Years past, the Dayrits manage to have Masses in the chapel by the priest from far stations and even by non-Catholic priests. To stop the problems, Fr.Aquilino Ordoñez, the Angeles Parish Priest, brokered negotiations with the Dayrits and then San Fernando Archbishop Oscar V. Cruz. He thought that the best solution was for the family to sell the chapel to the Church so it may attain canonical recognition. Talks failed and no agreement was reached.

       Even after the sensational Supreme Court case, the issue about the second image refused to die. Rumors spread that the image right after the court finalized its decision in 1929 was sent to Paete, Laguna. Most of the town people believe that neither the image in the Parish Church nor the image on the altar of the Dayrits-owned sanctuario is the original Apu.

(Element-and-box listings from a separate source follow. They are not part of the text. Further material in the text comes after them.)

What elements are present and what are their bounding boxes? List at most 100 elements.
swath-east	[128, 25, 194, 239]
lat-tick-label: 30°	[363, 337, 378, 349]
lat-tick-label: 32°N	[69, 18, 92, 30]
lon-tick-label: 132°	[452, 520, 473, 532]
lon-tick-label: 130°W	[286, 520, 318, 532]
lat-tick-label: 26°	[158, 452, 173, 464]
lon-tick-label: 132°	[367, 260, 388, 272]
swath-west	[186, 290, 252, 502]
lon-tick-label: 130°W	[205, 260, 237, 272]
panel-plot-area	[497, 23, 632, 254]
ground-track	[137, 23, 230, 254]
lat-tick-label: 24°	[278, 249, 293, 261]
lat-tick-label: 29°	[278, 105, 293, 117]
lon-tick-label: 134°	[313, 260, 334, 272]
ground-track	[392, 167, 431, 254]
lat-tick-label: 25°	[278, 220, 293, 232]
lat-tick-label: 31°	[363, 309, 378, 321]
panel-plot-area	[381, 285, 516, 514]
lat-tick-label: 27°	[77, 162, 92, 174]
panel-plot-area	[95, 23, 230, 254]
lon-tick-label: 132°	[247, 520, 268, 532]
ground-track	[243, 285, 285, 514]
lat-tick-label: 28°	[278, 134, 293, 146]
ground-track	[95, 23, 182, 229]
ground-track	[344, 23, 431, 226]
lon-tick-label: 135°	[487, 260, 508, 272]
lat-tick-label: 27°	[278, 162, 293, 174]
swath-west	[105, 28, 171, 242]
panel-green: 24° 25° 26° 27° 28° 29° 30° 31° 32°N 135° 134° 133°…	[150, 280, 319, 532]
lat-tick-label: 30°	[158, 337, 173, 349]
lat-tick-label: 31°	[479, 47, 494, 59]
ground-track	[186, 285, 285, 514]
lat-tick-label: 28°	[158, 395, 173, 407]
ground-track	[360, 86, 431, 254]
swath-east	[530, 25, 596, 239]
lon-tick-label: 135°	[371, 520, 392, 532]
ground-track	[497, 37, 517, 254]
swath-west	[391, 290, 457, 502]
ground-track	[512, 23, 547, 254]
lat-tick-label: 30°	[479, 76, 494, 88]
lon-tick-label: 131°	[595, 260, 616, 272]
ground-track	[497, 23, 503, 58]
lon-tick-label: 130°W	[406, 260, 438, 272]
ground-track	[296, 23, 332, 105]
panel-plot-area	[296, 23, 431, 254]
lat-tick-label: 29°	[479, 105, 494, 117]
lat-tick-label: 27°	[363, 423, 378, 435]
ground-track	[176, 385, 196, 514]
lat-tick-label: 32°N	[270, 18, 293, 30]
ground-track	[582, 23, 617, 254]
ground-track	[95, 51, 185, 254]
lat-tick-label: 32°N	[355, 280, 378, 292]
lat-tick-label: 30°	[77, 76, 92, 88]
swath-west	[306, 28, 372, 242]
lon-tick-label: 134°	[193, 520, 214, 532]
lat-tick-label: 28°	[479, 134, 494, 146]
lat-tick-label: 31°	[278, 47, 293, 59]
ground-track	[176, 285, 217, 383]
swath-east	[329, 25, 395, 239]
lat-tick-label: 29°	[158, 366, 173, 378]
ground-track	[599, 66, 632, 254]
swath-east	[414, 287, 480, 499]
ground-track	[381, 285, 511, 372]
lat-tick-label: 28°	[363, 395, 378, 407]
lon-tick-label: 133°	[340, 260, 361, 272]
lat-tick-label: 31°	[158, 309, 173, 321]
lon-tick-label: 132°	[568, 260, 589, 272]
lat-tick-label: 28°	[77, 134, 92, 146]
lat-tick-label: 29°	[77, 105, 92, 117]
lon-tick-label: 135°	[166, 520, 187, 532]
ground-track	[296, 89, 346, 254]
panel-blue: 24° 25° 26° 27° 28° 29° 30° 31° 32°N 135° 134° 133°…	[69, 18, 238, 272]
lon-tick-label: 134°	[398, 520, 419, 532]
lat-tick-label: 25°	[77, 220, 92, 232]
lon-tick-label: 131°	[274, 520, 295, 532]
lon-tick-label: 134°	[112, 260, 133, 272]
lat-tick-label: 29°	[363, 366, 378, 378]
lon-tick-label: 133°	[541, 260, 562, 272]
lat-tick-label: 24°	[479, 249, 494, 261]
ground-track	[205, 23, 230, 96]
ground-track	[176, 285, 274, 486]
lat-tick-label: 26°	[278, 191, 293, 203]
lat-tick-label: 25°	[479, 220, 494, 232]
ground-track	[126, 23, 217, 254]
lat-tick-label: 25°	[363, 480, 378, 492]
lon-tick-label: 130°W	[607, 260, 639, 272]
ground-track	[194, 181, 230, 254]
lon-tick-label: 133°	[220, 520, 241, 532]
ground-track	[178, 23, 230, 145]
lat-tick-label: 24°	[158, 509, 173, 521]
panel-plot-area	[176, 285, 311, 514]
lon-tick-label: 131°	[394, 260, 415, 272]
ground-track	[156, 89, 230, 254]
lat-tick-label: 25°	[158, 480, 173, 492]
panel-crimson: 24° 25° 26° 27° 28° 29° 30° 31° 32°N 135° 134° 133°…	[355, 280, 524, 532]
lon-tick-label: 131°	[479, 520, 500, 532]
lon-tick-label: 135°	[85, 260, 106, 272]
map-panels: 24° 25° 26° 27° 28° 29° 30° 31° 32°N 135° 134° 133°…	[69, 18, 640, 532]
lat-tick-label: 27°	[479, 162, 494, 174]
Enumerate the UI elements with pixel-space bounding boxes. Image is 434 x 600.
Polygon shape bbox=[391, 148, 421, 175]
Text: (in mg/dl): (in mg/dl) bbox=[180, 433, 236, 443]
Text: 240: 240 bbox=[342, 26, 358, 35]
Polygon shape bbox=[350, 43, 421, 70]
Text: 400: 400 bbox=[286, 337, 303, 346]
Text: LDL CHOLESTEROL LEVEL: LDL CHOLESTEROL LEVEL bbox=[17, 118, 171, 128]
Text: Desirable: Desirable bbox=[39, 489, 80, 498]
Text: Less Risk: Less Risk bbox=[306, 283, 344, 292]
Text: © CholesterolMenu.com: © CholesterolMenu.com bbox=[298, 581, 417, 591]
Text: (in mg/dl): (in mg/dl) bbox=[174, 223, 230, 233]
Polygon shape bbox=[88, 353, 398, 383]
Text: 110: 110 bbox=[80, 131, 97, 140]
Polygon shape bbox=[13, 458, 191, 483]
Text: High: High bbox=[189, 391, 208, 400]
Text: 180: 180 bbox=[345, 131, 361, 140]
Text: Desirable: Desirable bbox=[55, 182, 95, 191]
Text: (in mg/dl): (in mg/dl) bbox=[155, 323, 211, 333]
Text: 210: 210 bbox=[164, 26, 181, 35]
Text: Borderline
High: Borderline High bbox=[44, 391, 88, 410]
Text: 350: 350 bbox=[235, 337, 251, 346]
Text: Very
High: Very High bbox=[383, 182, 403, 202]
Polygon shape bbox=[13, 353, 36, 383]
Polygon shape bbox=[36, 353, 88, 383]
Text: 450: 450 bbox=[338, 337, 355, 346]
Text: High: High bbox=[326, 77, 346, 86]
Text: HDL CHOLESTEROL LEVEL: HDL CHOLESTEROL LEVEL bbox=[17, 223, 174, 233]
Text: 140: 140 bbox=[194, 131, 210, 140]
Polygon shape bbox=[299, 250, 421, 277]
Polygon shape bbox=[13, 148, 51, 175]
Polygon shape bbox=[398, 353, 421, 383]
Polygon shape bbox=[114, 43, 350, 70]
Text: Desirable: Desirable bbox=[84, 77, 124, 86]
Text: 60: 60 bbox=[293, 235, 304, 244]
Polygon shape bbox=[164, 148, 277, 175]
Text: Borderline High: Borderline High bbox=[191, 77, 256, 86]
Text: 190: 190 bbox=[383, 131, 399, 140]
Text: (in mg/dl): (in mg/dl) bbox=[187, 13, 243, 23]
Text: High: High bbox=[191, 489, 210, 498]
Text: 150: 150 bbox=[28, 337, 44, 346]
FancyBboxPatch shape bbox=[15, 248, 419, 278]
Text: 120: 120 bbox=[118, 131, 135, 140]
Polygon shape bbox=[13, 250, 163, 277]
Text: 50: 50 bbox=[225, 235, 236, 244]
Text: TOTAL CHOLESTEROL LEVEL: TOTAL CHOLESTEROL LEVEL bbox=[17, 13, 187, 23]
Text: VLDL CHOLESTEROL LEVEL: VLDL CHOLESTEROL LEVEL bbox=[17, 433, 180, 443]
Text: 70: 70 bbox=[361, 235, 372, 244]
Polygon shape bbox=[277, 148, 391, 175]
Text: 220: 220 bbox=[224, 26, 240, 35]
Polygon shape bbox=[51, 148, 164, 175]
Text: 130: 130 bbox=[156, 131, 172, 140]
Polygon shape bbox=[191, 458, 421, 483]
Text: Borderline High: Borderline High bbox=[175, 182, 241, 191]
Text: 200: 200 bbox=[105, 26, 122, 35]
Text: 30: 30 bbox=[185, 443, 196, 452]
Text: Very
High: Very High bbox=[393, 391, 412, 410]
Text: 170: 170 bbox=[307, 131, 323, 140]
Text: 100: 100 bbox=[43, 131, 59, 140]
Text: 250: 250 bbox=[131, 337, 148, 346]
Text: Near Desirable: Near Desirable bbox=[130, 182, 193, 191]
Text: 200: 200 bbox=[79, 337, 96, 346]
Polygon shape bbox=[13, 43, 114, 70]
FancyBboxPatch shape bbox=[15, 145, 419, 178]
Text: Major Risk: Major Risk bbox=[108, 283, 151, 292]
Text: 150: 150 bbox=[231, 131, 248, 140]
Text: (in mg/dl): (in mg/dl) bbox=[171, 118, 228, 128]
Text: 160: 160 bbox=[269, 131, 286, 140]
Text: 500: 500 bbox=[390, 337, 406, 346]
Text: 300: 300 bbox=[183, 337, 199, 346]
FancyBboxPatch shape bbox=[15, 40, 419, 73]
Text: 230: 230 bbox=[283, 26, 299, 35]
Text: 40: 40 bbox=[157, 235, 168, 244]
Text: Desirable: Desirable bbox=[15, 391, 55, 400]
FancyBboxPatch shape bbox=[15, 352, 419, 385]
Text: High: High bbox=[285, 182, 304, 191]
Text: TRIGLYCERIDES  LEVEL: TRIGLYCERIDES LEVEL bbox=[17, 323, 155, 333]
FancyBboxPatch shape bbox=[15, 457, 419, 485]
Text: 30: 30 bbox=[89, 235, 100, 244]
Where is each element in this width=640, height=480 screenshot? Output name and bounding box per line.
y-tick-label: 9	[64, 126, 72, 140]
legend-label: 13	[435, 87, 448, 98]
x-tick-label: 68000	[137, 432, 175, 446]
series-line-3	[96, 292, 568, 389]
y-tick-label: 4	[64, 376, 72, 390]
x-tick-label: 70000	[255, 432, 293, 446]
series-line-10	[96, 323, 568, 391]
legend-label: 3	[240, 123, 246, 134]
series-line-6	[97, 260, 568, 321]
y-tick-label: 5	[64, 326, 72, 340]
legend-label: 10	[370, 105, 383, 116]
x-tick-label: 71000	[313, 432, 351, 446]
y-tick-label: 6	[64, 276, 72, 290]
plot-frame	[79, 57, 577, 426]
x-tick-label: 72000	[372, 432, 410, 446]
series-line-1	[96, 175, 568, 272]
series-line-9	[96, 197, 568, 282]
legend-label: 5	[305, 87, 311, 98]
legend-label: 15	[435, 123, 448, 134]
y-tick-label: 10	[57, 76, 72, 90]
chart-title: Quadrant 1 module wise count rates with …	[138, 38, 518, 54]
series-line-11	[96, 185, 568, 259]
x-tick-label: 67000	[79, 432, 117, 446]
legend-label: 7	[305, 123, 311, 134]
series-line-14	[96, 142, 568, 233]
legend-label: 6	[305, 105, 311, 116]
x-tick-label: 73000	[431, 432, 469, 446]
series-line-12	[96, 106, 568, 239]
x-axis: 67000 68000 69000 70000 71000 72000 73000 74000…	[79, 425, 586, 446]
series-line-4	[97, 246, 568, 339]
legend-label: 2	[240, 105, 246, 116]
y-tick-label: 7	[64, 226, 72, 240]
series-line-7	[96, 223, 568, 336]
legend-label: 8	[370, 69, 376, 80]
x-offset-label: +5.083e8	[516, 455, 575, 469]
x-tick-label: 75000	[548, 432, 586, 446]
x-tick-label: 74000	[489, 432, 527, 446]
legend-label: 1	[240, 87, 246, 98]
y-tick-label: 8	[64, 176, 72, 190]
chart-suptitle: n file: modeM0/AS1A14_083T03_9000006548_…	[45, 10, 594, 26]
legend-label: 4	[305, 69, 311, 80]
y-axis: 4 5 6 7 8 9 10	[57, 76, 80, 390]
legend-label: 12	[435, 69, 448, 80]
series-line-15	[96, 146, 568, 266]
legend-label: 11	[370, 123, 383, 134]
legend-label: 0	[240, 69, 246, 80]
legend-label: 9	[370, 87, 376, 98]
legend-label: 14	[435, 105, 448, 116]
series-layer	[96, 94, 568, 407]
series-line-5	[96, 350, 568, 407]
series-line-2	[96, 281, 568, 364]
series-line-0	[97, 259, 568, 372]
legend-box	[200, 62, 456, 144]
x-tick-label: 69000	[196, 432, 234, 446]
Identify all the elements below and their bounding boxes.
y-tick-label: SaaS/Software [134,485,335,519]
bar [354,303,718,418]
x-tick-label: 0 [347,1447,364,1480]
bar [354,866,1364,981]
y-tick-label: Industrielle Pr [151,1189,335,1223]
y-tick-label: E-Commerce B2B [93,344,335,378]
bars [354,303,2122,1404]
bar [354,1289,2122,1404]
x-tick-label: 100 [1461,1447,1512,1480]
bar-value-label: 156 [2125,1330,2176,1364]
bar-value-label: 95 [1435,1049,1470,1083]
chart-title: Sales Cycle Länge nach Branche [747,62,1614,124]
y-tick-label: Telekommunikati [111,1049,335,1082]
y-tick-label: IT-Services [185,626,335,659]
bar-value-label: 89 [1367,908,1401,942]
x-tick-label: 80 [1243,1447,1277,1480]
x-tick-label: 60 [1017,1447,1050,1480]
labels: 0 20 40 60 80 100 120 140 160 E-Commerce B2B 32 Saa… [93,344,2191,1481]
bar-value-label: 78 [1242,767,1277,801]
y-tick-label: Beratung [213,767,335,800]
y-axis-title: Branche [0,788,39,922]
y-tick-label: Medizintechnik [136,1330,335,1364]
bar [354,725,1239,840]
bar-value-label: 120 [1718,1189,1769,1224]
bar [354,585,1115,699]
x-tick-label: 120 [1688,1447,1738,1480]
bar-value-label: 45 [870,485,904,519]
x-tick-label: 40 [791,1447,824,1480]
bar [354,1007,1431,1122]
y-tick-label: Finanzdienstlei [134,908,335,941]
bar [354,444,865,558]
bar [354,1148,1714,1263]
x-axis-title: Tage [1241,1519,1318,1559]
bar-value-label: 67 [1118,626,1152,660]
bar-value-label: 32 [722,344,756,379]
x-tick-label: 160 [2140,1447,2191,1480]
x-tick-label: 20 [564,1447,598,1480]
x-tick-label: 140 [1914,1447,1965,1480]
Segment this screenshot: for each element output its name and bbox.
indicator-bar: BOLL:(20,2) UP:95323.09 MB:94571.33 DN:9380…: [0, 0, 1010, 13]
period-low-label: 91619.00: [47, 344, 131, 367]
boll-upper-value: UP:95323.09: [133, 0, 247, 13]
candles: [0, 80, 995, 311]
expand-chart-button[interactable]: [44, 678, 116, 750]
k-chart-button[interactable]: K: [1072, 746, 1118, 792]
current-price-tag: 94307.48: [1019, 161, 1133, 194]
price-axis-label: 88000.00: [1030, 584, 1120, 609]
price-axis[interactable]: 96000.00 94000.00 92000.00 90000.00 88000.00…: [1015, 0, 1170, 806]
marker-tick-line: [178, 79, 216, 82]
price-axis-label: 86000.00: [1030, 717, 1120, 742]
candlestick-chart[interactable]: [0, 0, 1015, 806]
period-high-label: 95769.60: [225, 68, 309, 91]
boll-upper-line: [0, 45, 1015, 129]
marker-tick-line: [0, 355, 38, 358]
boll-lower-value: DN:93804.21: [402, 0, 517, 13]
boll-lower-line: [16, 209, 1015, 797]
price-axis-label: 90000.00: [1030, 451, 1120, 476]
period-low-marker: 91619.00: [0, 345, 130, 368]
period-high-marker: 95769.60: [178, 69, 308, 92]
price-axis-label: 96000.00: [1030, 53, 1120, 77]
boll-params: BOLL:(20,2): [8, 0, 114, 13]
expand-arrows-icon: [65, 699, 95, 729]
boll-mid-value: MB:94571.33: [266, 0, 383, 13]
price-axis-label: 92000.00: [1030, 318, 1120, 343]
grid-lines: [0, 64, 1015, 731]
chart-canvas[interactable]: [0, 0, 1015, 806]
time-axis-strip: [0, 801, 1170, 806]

       The original image was believed had been snatched by Navarro and company way back in 1928. The only picture that will lead us back to the original image is a pre-1928 crude print of the Apu that was taken from the old house of Recamadero, Eriberto Navarro. A story about the Apu’s miraculous power says that six men refused to carry it because they couldn’t even move it. But Eriberto could carry the image by himself. The office of Recamadero was turned over to his nephew San Julian who managed the office until his death in the late 1970s.

        One of the Dayrits’ privy claimed he had seen the original image in an underground room in the late 1960s. There were also rumors that the original image was sold away to the United States by one of the Dayrit daughters.

       Apu nowadays is known as local Quiapo because most people go to Apu, not to pray but to buy a variety of products in cheap price.  There are also bunch of pickpockets and snatchers in Apu. It has evolved from a miraculous shrine into a shopping Mecca of sorts.